Computational fluid dynamics simulation based on micro-CT metal coverage measurement with in vivo flow diverter deployment. Inflow stream of the aneurysm sac and streamlines in <35% metal coverage ((a) and (b)) and >35% metal coverage ((c) and (d)) situations demonstrating lower mean inflow velocity with high metal coverage. Modified from [56].

Figure 2

(a) The Silk flow diverter which is made of 48 braided nitinol strands with its flared ends. (b) The Surpass flow diverter which is made of cobalt-chromium alloy; also note the inner body that functions as a delivery wire.
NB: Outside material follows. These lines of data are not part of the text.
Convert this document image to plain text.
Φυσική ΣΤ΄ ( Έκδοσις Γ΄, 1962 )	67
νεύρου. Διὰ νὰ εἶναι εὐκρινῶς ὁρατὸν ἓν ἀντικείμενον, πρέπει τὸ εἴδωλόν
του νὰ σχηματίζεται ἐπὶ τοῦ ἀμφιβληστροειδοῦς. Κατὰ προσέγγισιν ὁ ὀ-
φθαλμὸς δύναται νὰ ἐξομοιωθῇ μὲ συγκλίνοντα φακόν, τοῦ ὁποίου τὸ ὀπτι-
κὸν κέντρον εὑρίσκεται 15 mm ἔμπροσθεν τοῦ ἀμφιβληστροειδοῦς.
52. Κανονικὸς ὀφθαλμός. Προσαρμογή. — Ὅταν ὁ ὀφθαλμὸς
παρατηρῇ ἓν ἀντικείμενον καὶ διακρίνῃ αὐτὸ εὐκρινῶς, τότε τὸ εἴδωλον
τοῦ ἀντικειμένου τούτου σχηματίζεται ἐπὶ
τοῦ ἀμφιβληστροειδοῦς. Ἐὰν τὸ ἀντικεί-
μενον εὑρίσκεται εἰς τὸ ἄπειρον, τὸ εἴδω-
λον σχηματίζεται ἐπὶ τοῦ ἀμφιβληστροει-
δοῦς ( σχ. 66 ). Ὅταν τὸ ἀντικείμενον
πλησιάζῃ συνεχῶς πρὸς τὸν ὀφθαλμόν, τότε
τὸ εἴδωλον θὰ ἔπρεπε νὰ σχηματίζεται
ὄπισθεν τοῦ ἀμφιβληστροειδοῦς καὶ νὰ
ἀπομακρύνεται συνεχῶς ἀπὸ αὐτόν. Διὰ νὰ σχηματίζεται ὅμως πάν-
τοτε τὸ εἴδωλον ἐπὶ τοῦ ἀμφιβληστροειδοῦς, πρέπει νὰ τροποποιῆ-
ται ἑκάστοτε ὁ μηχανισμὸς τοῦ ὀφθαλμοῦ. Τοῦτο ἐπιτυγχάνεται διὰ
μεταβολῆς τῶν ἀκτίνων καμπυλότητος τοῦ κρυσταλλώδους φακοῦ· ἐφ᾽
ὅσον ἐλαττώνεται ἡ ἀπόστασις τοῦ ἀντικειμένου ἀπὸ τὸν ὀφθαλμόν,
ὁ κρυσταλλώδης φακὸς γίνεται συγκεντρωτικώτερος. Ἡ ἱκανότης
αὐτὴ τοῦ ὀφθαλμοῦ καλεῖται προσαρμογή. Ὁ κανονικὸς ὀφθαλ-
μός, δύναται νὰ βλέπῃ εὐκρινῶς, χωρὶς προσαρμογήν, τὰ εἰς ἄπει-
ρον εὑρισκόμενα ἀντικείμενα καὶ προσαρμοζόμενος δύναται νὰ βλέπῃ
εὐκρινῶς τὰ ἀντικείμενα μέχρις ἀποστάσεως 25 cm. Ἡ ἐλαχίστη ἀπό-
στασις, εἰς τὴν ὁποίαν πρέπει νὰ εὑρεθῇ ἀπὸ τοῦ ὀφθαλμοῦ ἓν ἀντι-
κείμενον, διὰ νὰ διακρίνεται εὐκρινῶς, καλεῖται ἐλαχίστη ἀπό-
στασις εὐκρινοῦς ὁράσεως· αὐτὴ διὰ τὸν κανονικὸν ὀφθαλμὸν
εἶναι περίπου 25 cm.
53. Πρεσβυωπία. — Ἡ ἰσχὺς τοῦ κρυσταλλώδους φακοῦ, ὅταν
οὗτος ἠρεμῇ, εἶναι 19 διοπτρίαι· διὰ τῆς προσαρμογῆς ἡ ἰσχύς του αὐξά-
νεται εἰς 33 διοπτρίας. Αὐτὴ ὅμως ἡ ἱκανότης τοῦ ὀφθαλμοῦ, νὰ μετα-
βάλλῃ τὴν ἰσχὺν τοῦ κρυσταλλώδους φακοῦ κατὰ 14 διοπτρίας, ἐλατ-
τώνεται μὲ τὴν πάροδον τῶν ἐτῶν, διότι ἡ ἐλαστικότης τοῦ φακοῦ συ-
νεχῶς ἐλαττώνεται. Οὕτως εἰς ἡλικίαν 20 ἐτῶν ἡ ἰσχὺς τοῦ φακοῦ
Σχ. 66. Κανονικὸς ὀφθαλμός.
Reproduced with permission from (1) Balt Extrusion, Montmorency, France, and (2) Stryker Neurovascular.

Figure 3

Arterial phase angiograms in (a) oblique and (b) lateral projections of a large (20 mm) left supraclinoid internal carotid artery aneurysm that had recanalized after previous coil embolization. Follow-up angiogram 8 months after placement of pipeline embolization device, (c) oblique and (d) lateral projections, demonstrating complete occlusion of the aneurysm and patency of the ophthalmic artery that was covered by the flow diverter.

Figure 4

Arterial phase lateral view angiograms of a right cavernous internal carotid artery aneurysm, (a) initial pretreatment angiogram, (b) immediate contrast stasis within the aneurysm at the end of deployment of two telescoping pipeline embolization devices, and (c) carotid cavernous fistula on angiogram at 4 months after treatment done for symptoms of right eye pain, swelling, and vision loss. Note filling of aneurysm sac in (c) as well as venous drainage in the enlarged superior ophthalmic vein (arrow) and the pterygoid venous plexus (double arrows).